The appellants seriously contend that the commission erred in not sustaining their motion to reopen the case for the hearing of further evidence. We think that the contention is not well founded. The motion in the first place was not made in writing at least five days prior to the date of the hearing as required by Procedural Rule 7 of the Workmen’s Compensation Commission. *283 And in the second place, the matter of reopening the case for the introduction of further evidence was a matter within the discretion of the Commission under its said Procedural Rule 7. We think that the Commission did not abuse its discretion under the facts of this case in denying the motion. This conclusion is definitely supported by the cases of West Estate v. Southern Bell Telephone Company, 228 Miss. 890, 90 So. 2d 1, and Ainsworth v. Long-Bell Lumber Company, et al., 100 So. 2d 100.

It is further contended by the appellants that the findings and decisions of the attorney-referee, the Commission and the circuit court are contrary to the overwhelming weight of the evidence, and that there is no substantial proof to support the action of the attorney-referee, the Commission and the circuit court. We find no merit in this contention. The record discloses that no medical testimony was introduced by either side other than Dr. Lockard’s report and Dr. Cowley’s letter. Dr. Lockard’s report does not throw any light whatever on the question as to whether or not the deceased’s injury was causally connected with his work. Dr. Cowley, on the contrary, definitely stated that in his opinion, after having treated this deceased for several days, the work of the deceased was not causally connected with his death, but that the deceased came to his death as a result of an intracranial aneurysm, and that the rupture which resulted in his death was not caused or contributed to by the deceased’s work.

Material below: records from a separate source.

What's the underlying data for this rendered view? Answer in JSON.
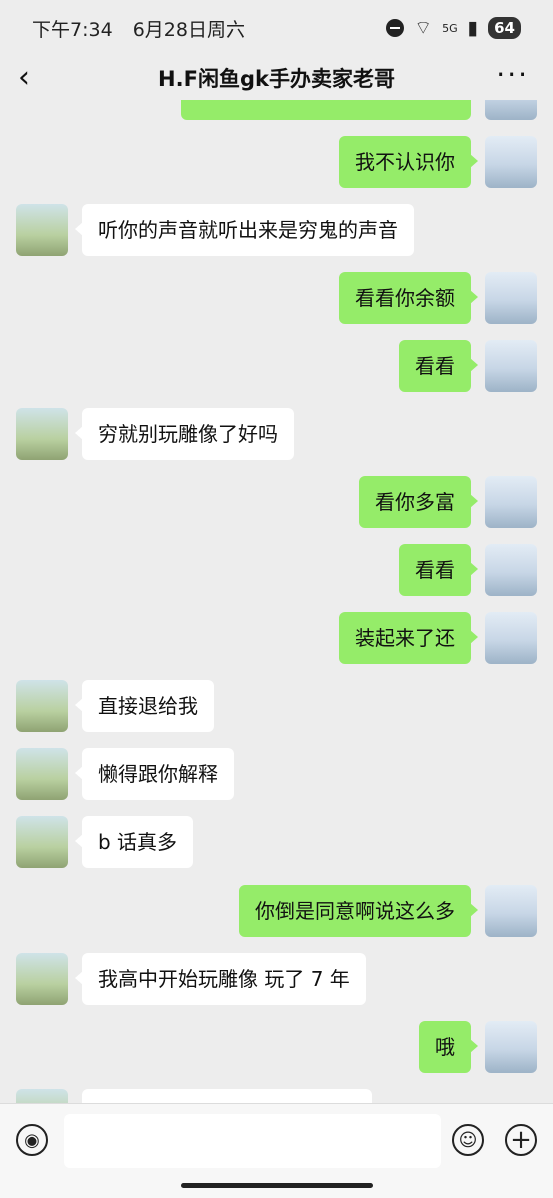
{
  "status": {
    "time": "下午7:34",
    "date": "6月28日周六",
    "network": "5G",
    "battery": "64"
  },
  "header": {
    "title": "H.F闲鱼gk手办卖家老哥",
    "back_icon": "back-arrow-icon",
    "more_label": "···"
  },
  "messages": [
    {
      "side": "self",
      "text": ""
    },
    {
      "side": "self",
      "text": "我不认识你"
    },
    {
      "side": "other",
      "text": "听你的声音就听出来是穷鬼的声音"
    },
    {
      "side": "self",
      "text": "看看你余额"
    },
    {
      "side": "self",
      "text": "看看"
    },
    {
      "side": "other",
      "text": "穷就别玩雕像了好吗"
    },
    {
      "side": "self",
      "text": "看你多富"
    },
    {
      "side": "self",
      "text": "看看"
    },
    {
      "side": "self",
      "text": "装起来了还"
    },
    {
      "side": "other",
      "text": "直接退给我"
    },
    {
      "side": "other",
      "text": "懒得跟你解释"
    },
    {
      "side": "other",
      "text": "b 话真多"
    },
    {
      "side": "self",
      "text": "你倒是同意啊说这么多"
    },
    {
      "side": "other",
      "text": "我高中开始玩雕像 玩了 7 年"
    },
    {
      "side": "self",
      "text": "哦"
    },
    {
      "side": "other",
      "text": ""
    }
  ],
  "input": {
    "placeholder": ""
  },
  "colors": {
    "self_bubble": "#95ec69",
    "other_bubble": "#ffffff",
    "background": "#ededed"
  }
}
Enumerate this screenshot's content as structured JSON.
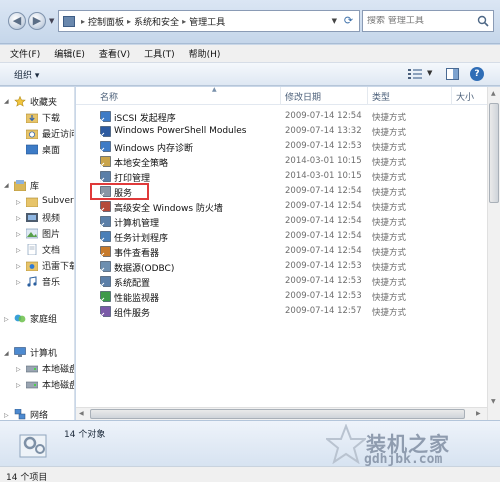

Of course, the burden of proof in this case was upon the claimants to show that there was causal connection between his work and his injury or death. The appellants offered no proof that such causal connection existed. The only proof in the record, as a matter of fact, as to whether or not such causal connection existed is the testimony of Dr. Cowley as set forth in his letter, and he stated definitely that in his opinion the *284death of the deceased was not due to the type of work which he was doing. It is manifest, therefore, that the proof wholly fails to meet the burden resting upon the claimants to establish causal connection between his work and his death. It is manifest to us that the attorney-referee, the commission and the circuit court should be affirmed. There are numerous decisions of this Court which might be cited in support of this conclusion, but we think it is sufficient to mention only the following: Smith, et al v. St. Catherine Gravel Company, et al., 220 Miss. 462, 71 So. 2d 221; Ingalls Shipbuilding Corporation v. Howell, 221 Miss. 824, 74 So. 2d 863.

It follows from the views hereinbefore expressed that the judgment of the court below should be and it is affirmed.

Affirmed.

Roberds, P. J., and Rail, Ethridge and Gillespie, JJ., concur.